Si les deux partis ont déjà scellé leur alliance dans plusieurs grandes villes, les tractations traînent encore ailleurs.

Marine Tondelier à Trappes (Yvelines), le 15 novembre. (Cha Gonzalez/Libération)
Publié le 05/12/2025 à 10h47

Les municipales approchent et Les Ecologistes commencent à perdre patience. Si à Marseille, Nantes, Lyon, Rennes ou Grenoble, les verts et les socialistes sont déjà parvenues à s’unir en vue du scrutin de mars, les discussions avec le PS traînent un peu trop au goût du parti de Marine Tondelier dans de nombreuses villes. «On soutient les maires sortants socialistes dans 100 % des villes où nous sommes dans la majorité. Pour l’heure, la réciproque n’est pas vrai. On a fait le job, maintenant c’est leur tour», s’agace-t-on chez les écolos. Les socialistes sont, eux, d’un tout autre avis. Un membre de la direction rose : «On a une règle qui est : on essaye de soutenir les maires sortants, mais elle n’est pas respectée par tout le monde.» Une allusion aux cas lillois et montpelliérains. Dans les deux métropoles, Les Ecologistes ont décidé de s’opposer à Arnaud Deslandes et à Michaël Delafosse mais rappellent qu’ils ont passé le mandat dans l’opposition de ces derniers. Un cas de figure bien différent selon eux.

Si dans ces deux villes (comme à Strasbourg, géré depuis 2020 par l’écologiste Jeanne Barseghian) il est quasiment acté que les deux partis, qui plaident ensemble pour une primaire de la gauche en 2027, partiront chacun de leur côté, les négociations sont encore en cours dans de nombreux endroits. Ainsi, les écolos tentent de convaincre les socialistes de se ranger derrière eux à Lorient et Metz. «Ce sont deux villes qu’on peut prendre à la droite», souffle un vert. «C’est en discussion», répond-on au PS en se disant «ouvert» à de tels scénarios. Les Ecologistes attendent aussi des ralliements du PS à Bordeaux et à Tours où ils sont sortants. «Il faut qu’Hurmic nous traite un peu plus», réclame le cadre socialiste cité plus haut, sous-entendant qu’un accord pourrait bientôt être trouvé.

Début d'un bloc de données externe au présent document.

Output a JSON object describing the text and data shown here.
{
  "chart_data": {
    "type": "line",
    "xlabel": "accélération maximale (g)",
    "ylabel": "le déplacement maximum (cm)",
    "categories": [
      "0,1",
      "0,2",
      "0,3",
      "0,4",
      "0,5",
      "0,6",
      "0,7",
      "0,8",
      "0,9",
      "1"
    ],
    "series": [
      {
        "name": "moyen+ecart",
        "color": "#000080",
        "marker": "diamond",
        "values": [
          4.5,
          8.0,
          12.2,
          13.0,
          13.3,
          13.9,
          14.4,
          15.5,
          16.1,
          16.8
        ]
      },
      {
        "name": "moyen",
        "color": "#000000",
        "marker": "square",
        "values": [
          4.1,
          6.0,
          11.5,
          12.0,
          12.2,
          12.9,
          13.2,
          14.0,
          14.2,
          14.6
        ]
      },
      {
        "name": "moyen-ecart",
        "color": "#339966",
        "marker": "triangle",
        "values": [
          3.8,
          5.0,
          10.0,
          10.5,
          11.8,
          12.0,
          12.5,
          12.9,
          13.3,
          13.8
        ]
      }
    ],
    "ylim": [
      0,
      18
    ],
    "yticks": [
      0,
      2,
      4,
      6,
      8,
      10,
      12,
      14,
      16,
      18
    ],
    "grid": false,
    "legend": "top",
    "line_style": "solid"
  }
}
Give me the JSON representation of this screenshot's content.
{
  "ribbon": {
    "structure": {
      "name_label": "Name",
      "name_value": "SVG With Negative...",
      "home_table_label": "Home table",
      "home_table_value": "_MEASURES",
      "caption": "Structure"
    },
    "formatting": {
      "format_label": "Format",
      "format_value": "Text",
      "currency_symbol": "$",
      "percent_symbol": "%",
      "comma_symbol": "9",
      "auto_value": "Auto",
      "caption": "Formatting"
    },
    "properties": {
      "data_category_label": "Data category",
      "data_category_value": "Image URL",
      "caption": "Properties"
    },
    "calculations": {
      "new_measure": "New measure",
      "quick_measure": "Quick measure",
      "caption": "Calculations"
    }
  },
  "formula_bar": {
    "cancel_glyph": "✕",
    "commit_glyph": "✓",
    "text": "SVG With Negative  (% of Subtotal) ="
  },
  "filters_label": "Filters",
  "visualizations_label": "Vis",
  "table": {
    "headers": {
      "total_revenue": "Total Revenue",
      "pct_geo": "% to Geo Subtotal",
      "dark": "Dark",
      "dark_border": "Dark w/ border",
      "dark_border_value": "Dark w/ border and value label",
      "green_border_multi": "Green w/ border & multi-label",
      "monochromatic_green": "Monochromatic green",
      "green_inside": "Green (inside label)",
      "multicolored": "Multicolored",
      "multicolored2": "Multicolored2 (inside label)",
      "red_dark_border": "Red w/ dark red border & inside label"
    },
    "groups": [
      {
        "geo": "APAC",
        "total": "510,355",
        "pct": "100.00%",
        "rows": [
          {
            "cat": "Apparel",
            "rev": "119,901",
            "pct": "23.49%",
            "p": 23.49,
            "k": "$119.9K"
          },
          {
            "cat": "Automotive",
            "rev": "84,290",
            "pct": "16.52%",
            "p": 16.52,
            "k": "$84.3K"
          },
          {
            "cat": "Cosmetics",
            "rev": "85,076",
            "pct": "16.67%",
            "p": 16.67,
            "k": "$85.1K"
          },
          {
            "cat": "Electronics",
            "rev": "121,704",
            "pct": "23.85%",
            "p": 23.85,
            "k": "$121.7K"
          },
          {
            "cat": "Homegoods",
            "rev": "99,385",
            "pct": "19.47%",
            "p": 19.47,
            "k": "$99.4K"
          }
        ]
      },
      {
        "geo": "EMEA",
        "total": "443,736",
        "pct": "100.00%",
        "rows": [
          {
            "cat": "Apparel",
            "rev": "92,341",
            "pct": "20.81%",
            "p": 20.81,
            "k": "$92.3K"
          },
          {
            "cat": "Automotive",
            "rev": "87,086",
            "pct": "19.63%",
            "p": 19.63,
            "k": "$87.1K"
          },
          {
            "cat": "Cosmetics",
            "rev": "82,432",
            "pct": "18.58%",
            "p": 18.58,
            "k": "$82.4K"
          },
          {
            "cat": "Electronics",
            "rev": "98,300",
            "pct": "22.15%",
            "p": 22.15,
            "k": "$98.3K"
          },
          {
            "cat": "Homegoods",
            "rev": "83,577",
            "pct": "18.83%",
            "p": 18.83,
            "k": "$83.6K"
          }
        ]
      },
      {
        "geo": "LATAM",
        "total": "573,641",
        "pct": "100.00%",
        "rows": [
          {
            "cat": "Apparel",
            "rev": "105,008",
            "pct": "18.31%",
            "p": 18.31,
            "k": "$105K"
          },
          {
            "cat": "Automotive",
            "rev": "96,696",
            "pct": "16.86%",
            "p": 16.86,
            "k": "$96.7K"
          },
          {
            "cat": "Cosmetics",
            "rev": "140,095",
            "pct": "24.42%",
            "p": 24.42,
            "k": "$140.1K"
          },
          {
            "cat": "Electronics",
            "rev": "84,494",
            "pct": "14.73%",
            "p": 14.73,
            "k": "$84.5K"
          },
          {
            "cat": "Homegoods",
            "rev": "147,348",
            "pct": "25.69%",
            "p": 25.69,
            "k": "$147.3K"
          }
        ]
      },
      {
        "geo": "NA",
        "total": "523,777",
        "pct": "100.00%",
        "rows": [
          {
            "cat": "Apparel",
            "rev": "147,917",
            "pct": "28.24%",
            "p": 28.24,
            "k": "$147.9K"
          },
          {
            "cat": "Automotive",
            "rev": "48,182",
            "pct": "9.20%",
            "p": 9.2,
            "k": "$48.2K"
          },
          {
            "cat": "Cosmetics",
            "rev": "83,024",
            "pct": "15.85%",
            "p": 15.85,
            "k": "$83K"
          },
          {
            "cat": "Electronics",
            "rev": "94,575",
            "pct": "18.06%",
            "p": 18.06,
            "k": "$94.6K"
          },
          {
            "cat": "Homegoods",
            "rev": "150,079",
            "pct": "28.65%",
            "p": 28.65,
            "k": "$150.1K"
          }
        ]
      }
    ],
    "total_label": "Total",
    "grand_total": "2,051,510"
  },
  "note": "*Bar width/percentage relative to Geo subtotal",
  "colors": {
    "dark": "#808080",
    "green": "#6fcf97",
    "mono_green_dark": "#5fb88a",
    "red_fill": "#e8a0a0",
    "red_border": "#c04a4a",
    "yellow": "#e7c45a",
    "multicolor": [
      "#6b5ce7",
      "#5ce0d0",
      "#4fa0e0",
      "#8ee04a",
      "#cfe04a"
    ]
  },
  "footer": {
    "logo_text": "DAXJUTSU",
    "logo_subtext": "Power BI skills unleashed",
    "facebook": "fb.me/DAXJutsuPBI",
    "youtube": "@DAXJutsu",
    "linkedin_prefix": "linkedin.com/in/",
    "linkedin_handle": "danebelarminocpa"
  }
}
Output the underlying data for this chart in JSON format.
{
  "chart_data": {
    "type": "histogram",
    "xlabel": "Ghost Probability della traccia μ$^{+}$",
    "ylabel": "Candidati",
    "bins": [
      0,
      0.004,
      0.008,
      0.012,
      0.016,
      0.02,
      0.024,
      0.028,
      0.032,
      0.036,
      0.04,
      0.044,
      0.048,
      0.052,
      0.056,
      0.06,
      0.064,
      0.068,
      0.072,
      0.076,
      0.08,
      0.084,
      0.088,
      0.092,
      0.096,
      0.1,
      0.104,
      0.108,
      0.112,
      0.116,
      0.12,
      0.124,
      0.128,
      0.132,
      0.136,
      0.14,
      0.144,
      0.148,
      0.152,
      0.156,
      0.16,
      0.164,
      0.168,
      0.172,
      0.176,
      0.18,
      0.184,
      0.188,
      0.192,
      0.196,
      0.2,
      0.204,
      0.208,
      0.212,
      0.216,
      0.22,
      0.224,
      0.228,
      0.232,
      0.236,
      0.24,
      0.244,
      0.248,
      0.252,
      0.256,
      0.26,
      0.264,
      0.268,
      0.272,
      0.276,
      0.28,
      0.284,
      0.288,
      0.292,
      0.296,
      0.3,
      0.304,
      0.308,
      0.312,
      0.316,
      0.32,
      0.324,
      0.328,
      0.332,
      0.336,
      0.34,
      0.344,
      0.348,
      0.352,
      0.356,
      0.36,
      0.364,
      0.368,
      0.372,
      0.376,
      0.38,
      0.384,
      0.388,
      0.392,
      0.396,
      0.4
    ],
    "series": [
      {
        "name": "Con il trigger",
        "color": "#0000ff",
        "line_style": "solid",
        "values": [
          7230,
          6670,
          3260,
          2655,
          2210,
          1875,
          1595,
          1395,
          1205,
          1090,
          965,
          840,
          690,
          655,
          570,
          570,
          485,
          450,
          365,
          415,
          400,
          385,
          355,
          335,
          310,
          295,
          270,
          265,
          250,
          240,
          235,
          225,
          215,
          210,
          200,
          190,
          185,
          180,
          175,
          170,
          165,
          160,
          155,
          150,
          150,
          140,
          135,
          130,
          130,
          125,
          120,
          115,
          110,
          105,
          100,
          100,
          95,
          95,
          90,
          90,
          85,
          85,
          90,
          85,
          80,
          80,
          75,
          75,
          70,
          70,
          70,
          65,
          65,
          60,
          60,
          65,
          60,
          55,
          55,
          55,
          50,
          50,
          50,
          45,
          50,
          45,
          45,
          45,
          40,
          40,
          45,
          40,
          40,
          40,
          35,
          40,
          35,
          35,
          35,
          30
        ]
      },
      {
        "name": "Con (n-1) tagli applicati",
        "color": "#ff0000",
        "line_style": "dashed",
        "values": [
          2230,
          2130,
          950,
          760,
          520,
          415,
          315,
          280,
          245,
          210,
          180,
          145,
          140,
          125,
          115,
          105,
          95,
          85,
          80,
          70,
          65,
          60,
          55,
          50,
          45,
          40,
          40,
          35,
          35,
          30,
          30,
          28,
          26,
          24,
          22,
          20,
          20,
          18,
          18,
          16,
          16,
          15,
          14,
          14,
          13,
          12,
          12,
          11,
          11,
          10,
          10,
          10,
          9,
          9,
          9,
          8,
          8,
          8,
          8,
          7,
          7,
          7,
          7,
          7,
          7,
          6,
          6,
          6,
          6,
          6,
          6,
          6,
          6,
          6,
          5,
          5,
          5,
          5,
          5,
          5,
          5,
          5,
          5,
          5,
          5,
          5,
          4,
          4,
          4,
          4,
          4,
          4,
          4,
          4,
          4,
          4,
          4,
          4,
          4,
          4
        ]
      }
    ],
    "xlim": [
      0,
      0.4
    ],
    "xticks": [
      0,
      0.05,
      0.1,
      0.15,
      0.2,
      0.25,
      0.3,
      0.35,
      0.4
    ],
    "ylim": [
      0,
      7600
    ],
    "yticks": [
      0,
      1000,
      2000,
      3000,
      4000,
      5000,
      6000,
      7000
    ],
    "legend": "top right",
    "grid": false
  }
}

Pour la préfecture d’Indre-et-Loire en revanche, notre rose résume les choses ainsi : «On a un maire qui ne nous traite pas comme on devrait être traité et un sondage qui nous donne haut.»

De leur côté, les socialistes attendent, eux aussi, le soutien des verts par-ci, par-là. A Brest par exemple. Mais évidemment à Paris où l’accord présenté comme imminent depuis plusieurs semaines n’est toujours pas là. «Ce qui embête David Belliard [le candidat écolo dans la capitale, ndlr], c’est qu’il n’y a pas d’atterrissage pour lui. Il ne veut pas être maire du XIe arrondissement, il ne peut pas être premier adjoint [poste plutôt réservé à une femme si le maire est Emmanuel Grégoire] et on ne peut pas lui laisser la circonscription qu’Emmanuel lâcherait s’il gagnait», pose un membre du PS. Le deal, qui finira par arriver, croit-on chez les roses, sera d’autant plus bienvenu qu’il permettra de débloquer d’autres situations. Comme à Besançon où les socialistes pourraient convaincre leur candidat de se retirer au profit de la maire sortante, Anne Vignot. Une sorte d’échange de bons procédés.